Wirtschafts-News vom 5. Dezember 2018

Michael Weyland informiert...

(Michael Weyland) Offene Flammen sind in der dunklen Jahreszeit sicherlich ein Zeichen von Gemütlichkeit, bergen aber auch Gefahren, die versichert sein sollten. Denn geht samt der Kerze auch das eigene Haus in Flammen auf, ist der finanzielle Schaden groß.

„Die Wohngebäudeversicherung ist daher für Gebäudebesitzerinnen und Gebäudebesitzer unverzichtbar. Möbel, Kleidungsstücke und Co. sind über die Hausratversicherung abgesichert – gut, wer im Schadenfall beides hat“, darauf weist der Bund der Versicherten e. V. (BdV) hin. Er gibt Tipps, welche Versicherung welchen Schaden bezahlt und worauf es in den Versicherungsbedingungen ankommt, damit die Schadenabwicklung möglichst unkompliziert verläuft.

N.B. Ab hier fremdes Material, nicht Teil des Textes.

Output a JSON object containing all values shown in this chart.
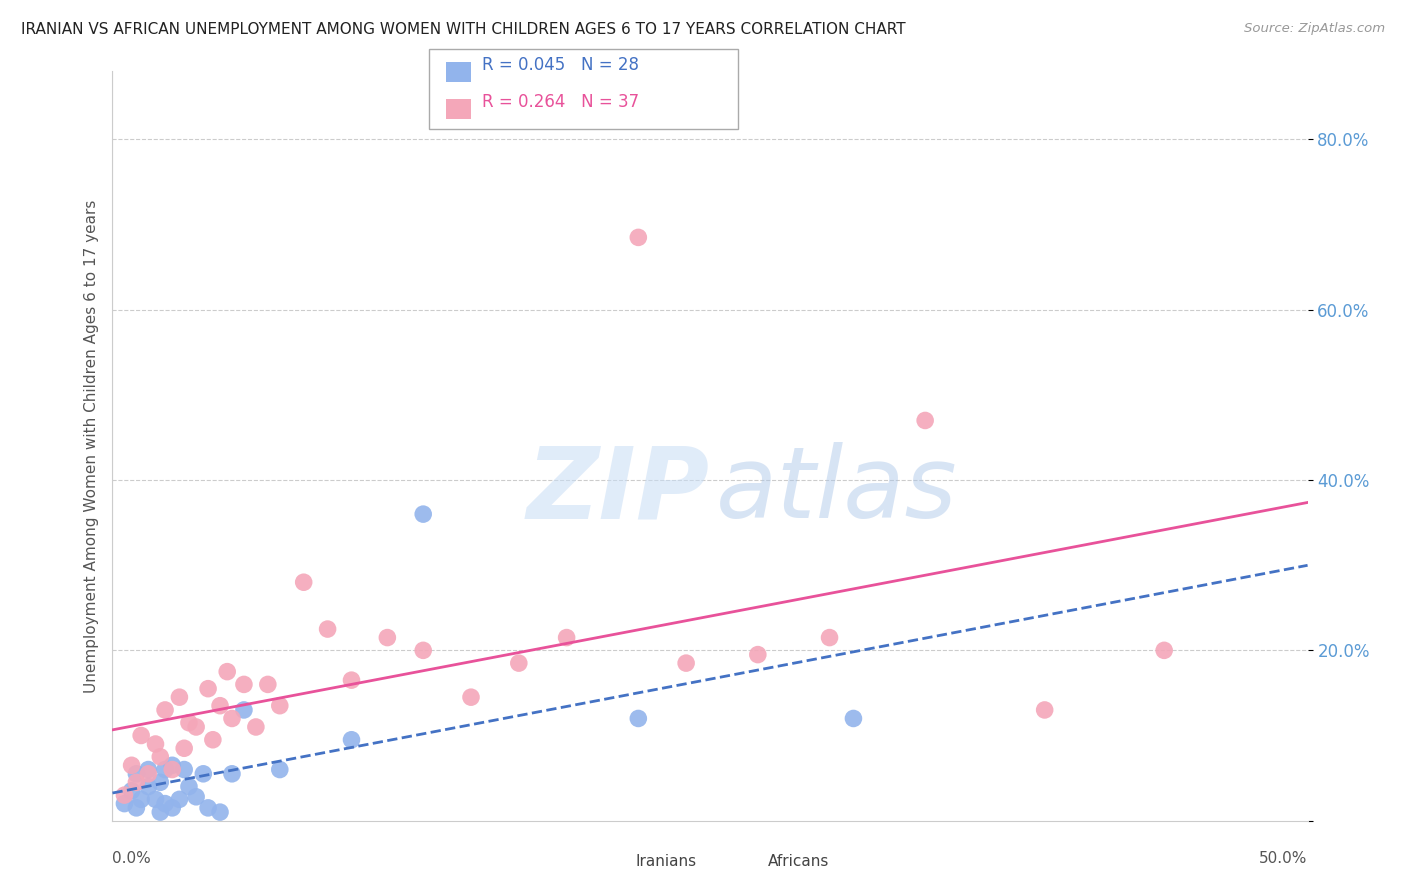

Brandschäden durch unbeaufsichtigte Kerzen, die auf dem Adventskranz oder am Weihnachtsbaum brennen, verursachen jedes Jahr erhebliche Schäden an Hab und Gut. Hausrat- und Wohngebäudeversicherungen bieten im Fall eines Brandes den passenden Versicherungsschutz. Die Hausratversicherung ersetzt Schäden, die beispielsweise durch Feuer oder Löschwasser an allen beweglichen Sachen wie Möbeln, Kleidung oder Vorräten entstehen. Selbst die liebevoll arrangierten Geschenke unter dem Weihnachtsbaum sind mitversichert. Schäden direkt am Haus, wie z. B. an Türen, am Mauerwerk oder auch am festverklebten Parkettboden, werden von der Wohngebäudeversicherung ersetzt. Eine Versicherung ist daher wichtig, entbindet jedoch nicht davon, auf die brennenden Kerzen Acht zu geben. „Denn lässt man diese Kerzen unbeaufsichtigt, kann der Versicherer im Schadenfall unter Umständen Leistungskürzungen vornehmen“.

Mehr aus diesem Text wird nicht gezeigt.